Listening to Bleached live feels like jumping into the ocean at the beginning of April. It’s icy and startling, tasting brackish and filling your mouth with just a touch of bitterness. But after wading around in a few of their songs and taking a deep breath or two, these punk rock waters begin to feel fine.
That was the scene for Bleached as they stopped by Walter’s Downtown in Houston, rolling through on their tour for their much-buzzed sophomore album Welcome to the Worms, a sonic creation born from the wreckage of an unraveling life.
Which perhaps explains why Bleached’s set started out unwieldy and unwound. The opening song “Trying to Lose Myself Again” emerged with discordant frisson, and the single “Keep On Keepin’ On” failed to rise above its simplistic chord progressions and lyrical shouts into something cohesive and powerful.
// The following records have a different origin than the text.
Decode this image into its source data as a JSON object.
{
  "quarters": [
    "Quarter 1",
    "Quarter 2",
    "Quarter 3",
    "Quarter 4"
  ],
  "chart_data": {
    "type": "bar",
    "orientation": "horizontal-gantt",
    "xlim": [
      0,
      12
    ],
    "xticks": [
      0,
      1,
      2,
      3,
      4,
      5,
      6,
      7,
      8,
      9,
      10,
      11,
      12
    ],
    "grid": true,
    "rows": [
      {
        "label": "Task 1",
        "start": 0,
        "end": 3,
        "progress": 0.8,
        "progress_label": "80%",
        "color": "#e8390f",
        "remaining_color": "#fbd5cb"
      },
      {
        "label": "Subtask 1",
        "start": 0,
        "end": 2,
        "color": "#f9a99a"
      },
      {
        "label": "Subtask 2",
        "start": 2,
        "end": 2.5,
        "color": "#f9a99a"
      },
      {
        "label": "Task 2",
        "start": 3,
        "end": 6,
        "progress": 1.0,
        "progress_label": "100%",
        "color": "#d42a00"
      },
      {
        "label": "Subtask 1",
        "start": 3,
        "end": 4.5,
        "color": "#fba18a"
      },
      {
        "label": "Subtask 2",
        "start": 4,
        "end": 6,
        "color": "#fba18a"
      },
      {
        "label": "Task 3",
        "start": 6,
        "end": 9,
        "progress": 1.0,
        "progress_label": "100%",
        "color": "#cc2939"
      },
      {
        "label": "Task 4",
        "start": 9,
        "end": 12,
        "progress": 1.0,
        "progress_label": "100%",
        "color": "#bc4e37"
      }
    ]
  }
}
Lead singer Jennifer Clavin struggled to find her voice in these songs, and the many notes she missed didn’t pass as a punk rock conceit.
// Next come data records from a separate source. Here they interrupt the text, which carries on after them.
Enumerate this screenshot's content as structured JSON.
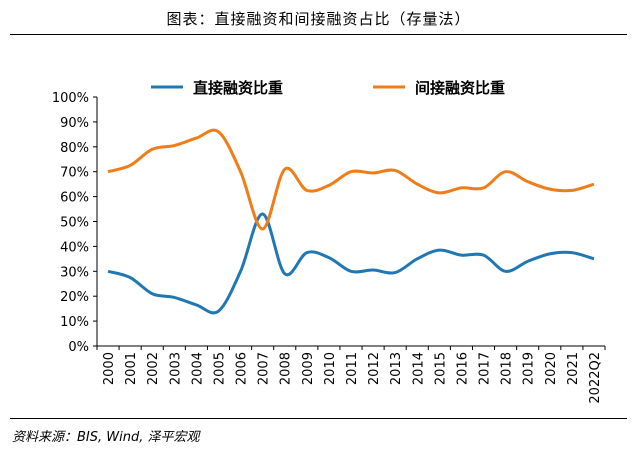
{
  "title": "图表：直接融资和间接融资占比（存量法）",
  "source": "资料来源：BIS, Wind, 泽平宏观",
  "colors": {
    "direct": "#1f77b4",
    "indirect": "#ef7d1a"
  },
  "chart_data": {
    "type": "line",
    "categories": [
      "2000",
      "2001",
      "2002",
      "2003",
      "2004",
      "2005",
      "2006",
      "2007",
      "2008",
      "2009",
      "2010",
      "2011",
      "2012",
      "2013",
      "2014",
      "2015",
      "2016",
      "2017",
      "2018",
      "2019",
      "2020",
      "2021",
      "2022Q2"
    ],
    "series": [
      {
        "name": "直接融资比重",
        "values": [
          30,
          27.5,
          21,
          19.5,
          16.5,
          14,
          30,
          53,
          29,
          37.5,
          35.5,
          30,
          30.5,
          29.5,
          35,
          38.5,
          36.5,
          36.5,
          30,
          34,
          37,
          37.5,
          35
        ]
      },
      {
        "name": "间接融资比重",
        "values": [
          70,
          72.5,
          79,
          80.5,
          83.5,
          86,
          70,
          47,
          71,
          62.5,
          64.5,
          70,
          69.5,
          70.5,
          65,
          61.5,
          63.5,
          63.5,
          70,
          66,
          63,
          62.5,
          65
        ]
      }
    ],
    "ylim": [
      0,
      100
    ],
    "yticks": [
      "0%",
      "10%",
      "20%",
      "30%",
      "40%",
      "50%",
      "60%",
      "70%",
      "80%",
      "90%",
      "100%"
    ],
    "legend_position": "top",
    "grid": false
  }
}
Things gelled, however, with their performance of the power-stomping hit “Wednesday Night Melody.” The song proved to be a better conduit for the band’s rough edges, pulling the strong, screaming guitar riffs of Jessica Clavin into the foreground. The firm, declarative “ba-ba-bas” that have come to define the band’s ’60s surf-rock sound bonded with the full-throated bass lines from Micayla Grace, allowing the show to finally get its sea legs.
Sturdy and afloat, Jennifer lost her guitar and joined some spirited fans in the audience for an uninhibited rendition of “Sleepwalker,” rocking her mess of faded bubblegum-pink hair while belting “The sun don’t always shine / when you are not alive / but now my eyes are open wide.” Grace made ample use of the Walter’s intimate stage as well, sharing a mic with Jessica on “Electric Chair” and hitting the sticky, beer-soaked floor on “Searching Through the Past.”
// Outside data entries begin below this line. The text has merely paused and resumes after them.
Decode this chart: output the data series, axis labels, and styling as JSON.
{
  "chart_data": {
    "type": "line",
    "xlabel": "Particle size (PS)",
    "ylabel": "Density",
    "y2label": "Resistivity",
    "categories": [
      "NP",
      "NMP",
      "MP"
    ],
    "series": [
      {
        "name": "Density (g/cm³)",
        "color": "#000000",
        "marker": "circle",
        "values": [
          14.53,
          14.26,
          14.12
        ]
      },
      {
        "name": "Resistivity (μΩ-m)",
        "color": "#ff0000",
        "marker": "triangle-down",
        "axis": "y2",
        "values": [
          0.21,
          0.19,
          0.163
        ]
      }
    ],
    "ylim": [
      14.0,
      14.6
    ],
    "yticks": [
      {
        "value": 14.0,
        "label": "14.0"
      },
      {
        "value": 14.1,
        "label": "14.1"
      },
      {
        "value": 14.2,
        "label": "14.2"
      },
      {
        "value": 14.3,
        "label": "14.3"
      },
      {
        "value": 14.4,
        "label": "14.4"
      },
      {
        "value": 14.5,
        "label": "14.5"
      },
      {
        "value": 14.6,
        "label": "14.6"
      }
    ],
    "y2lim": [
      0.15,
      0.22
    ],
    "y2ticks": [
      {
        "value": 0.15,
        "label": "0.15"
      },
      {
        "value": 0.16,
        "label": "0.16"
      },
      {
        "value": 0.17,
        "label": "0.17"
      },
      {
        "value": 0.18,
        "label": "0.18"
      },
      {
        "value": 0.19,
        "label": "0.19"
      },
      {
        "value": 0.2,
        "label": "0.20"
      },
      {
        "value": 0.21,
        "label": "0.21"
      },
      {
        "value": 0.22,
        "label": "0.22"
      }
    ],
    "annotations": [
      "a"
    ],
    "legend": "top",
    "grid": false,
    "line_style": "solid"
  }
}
From there, the songs began to blend together into a satisfying melange of buoyant riffs in 4/4 time. The band oscillated back and forth in their catalog, from the easy up-tempo love song “Think of You” back up to the crunchy, bass-driven “Chemical Air.” But save a clean, sharp ending to “Sour Candy” (their rocking drug anthem with quiet, beachy interludes), the songs did not distinguish themselves from one another, nor did they compose themselves into some sort of narrative whole.
The band’s cover of The Ramones’ “Today Your Love, Tomorrow the World” was stripped down and tight, and clocking in under two minutes, it revealed Bleached’s growing pains. As the Onion’s A.V. Club writes, “Bleached’s style of rock and roll is best suited to short, vicious tracks that get in, chug a beer, high-five the host, then get out.” While The Ramones are a perfect vehicle for this party-crasher style, Bleached’s newer tracks have swelled to accommodate the band’s changing direction.
Though the new music is laudable for plumbing into emotional depths, it has drifted too far away from the style that raised so many critical eyebrows. When done right, these rough, raw, yet impassioned songs can produce timeless bands like the Breeders. For Bleached, the music is still a little lost at sea.